Past Hork’s wide, angry face, Adda watched the captive vortex ring struggling to re-form.

15

Bzya invited Farr to visit him at his home, deep in the Downside belly of the City.

The Harbor workers were expected to sleep inside the Harbor itself, in the huge, stinking dormitories. The authorities preferred to have their staff where they could call them out quickly in the event of some disaster — and where they had an outside chance of keeping them fit for work. To get access to the rest of the City, outside the Harbor walls, Bzya and Farr needed to arrange not only coincident off-shifts but also coincident out-passes, and they had to wait some weeks before Hosch — grudgingly and reluctantly — allowed the arrangement.

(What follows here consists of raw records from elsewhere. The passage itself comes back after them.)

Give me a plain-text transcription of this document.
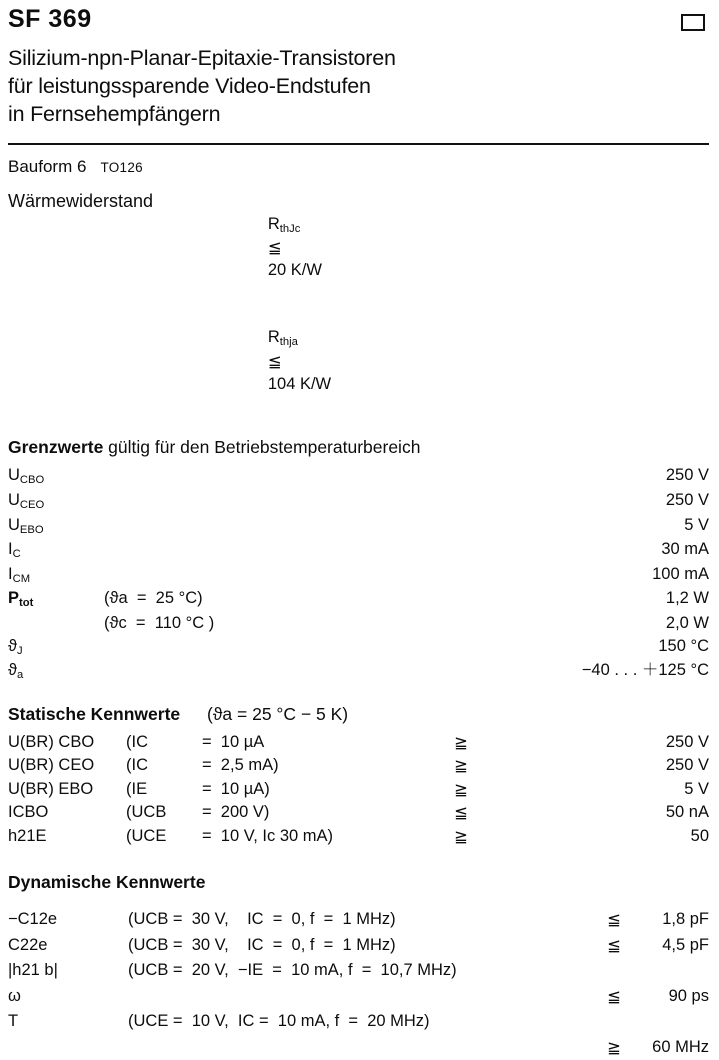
SF 369
Silizium-npn-Planar-Epitaxie-Transistoren
für leistungssparende Video-Endstufen
in Fernsehempfängern
Bauform 6 TO126
Wärmewiderstand

$R_{thJc}$
≦
20 K/W

$R_{thja}$
≦
104 K/W

Grenzwerte gültig für den Betriebstemperaturbereich
$U_{CBO}$		250 V
$U_{CEO}$		250 V
$U_{EBO}$		5 V
$I_C$		30 mA
$I_{CM}$		100 mA
$P_{tot}$	(ϑa  =  25 °C)	1,2 W
	(ϑc  =  110 °C )	2,0 W
$ϑ_J$		150 °C
$ϑ_a$		−40 . . . ＋125 °C
Statische Kennwerte (ϑa = 25 °C − 5 K)
U(BR) CBO	(IC	=  10 µA	≧	250 V
U(BR) CEO	(IC	=  2,5 mA)	≧	250 V
U(BR) EBO	(IE	=  10 µA)	≧	5 V
ICBO	(UCB	=  200 V)	≦	50 nA
h21E	(UCE	=  10 V, Ic 30 mA)	≧	50
Dynamische Kennwerte
−C12e	(UCB =  30 V,    IC  =  0, f  =  1 MHz)	≦	1,8 pF
C22e	(UCB =  30 V,    IC  =  0, f  =  1 MHz)	≦	4,5 pF
|h21 b|	(UCB =  20 V,  −IE  =  10 mA, f  =  10,7 MHz)		
ω		≦	90 ps
T	(UCE =  10 V,  IC =  10 mA, f  =  20 MHz)		
		≧	60 MHz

The Harbor, a huge spherical construction embedded in the base of the City, was enclosed by its own Skin and had its own skeleton of Corestuff, strengthened to withstand the forces exerted by the Bell winches. The Harbor was well designed for its function, Farr had come to realize, but the interior was damned claustrophobic, even by Parz standards. So he felt a mild relief as he emerged from the Harbor’s huge, daunting gates and entered the maze of Parz streets once more.

The streets — narrow, branching, indecipherably complex — twisted away in all directions. Farr looked around, feeling lost already; he knew he’d have little hope of finding his way through this three-dimensional maze.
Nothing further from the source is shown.